Enfermeira: Vamos a ter calma. Primeiro que tudo, como se chama?

Eu: Ai isso é que é o mais importante? Em vez de me perguntar quais são os sintomas de doença que apresento, o mais importante para si é saber o meu nome? Já agora, quer saber a minha idade, estado social, número de telemóvel e morada, não?

Enfermeira: Calma… Eu necessito de saber os seus dados, para no caso de ter de o direccionar para o hospital mais perto de si. Só preciso de saber a sua morada e o seu número de utente. O telemóvel já o tenho aqui no meu visor.

Eu: E se eu estivesse a morrer? Hã? Também teria de responder a um inquérito?

Enfermeira: Por favor, mantenha a calma… Vá, depois logo tratamos dos seus dados. Diga-me, por favor, quais são os seus sintomas?

Eu: Ah, finalmente. Olhe, estou há 3 dias com febres altas.

Enfermeira: Febres altas? Quais as temperaturas?

Eu: 37 graus.

Enfermeira: Ah, mas isso não é bem febre… Sabe, só a partir dos 38 graus de temperatura é que é considerado febre. Mas acontece que, em alguns casos de pessoas mais fracas, 37 graus as deixem com a sensação de febre alta. Quando isso não é verdade…

Eu: Hã?! Então eu sou uma pessoa fraca? Ai, meu deus. Será que tenho algo mau?

Enfermeira: Calma… Que mais sintomas tem?

Eu: Dores no corpo e uma enorme dor de cabeça.

Enfermeira: Hum… Dores de cabeça… Hum…

Eu: Ai! O que foi? Será que tenho algo mau? Ai, meu Deus! Será um tumor cerebral?

Enfermeira: Ei, tenha calma… Não vamos exagerar… Tem o nariz congestionado?

Eu: Sim, por vezes parece uma torneira a largar ranho, e por outras está tão tapado que faço tanta força para o ranho saia, que sinto a cabeça a querer explodir. Está a ver, como quando estamos a sofrer de uma prisão de ventre, e depois de fazermos tanta força para conseguirmos evacuar, algo acaba por sair, mas não são fezes, mas sim hemorróidas?

Enfermeira: Hum… Estranho…

Eu: Ai! É estranho eu fazer tanta força e acabar por sair hemorróidas em vez de fezes?! Ai, será que tenho um problema intestinal. Ou melhor, no ânus?! Ai, será cancro?! Ai, meu Deus!

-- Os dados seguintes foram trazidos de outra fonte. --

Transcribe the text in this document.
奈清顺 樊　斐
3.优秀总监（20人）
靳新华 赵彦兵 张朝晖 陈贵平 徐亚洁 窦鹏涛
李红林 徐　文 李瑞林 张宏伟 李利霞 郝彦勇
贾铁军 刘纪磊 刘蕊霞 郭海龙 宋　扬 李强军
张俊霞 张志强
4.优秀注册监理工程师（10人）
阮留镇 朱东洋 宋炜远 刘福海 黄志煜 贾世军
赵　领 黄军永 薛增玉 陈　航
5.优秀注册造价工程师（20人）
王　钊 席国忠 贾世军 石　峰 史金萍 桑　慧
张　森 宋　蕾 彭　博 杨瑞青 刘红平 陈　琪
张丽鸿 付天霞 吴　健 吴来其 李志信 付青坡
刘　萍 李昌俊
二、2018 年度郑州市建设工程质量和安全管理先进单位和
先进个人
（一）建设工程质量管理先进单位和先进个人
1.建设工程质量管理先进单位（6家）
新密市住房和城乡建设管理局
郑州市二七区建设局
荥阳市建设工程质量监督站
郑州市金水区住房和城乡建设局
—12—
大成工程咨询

Enfermeira: Calma! Concentremo-nos no nariz. As dores de cabeça normalmente são causadas pela acumulação de expectoração nos seios perinasais…

Eu: Ai, meu Deus! Será que as febres altas de que tenho sido alvo, estão relacionadas com algum tipo de problema nos seios?! Ai, Ricardo, tu queres ver que tens um cancro mamário?! Ai, mãe… Ai, meu Deus!

Enfermeira: Ó senhor… Não são esses seios… São os seios perinasais! No nariz!

Eu: Ah, eu tenho cancro no nariz? Ai, credo! E agora?! O que vou fazer à minha vida?! O melhor é ir já ao hospital e na triagem dizer que tenho cancro no nariz, e que foi uma enfermeira da Linha Saúde 24 que o diagnosticou, não é?

Enfermeira: Ei! Tenha calma! Você já ouviu bem o que está a dizer?

Eu: Tem toda a razão! Eu não deveria estar aqui a perder tempo a falar consigo. Tempo precioso que pode vir a salvar o meu nariz, no caso de se tratar de um diagnóstico precoce!

Enfermeira: Mas… espere…

Eu: Era o esperavas! Eu vou é já para o hospital! Adeus!

E aqui está a prova de que me tornei hipocondríaco depois desta chamada telefónica para a Linha Saúde 24. Mas esperem… Agora que voltei a reler o diálogo telefónico, constato que já era hipocondríaco antes de ligar para a Linha Saúde 24! Ai, meu Deus! O melhor é ir já a correr para o hospital! Desculpem, mas não tenho tempo para despedidas cordiais! É a minha saúde que está em risco! FUI!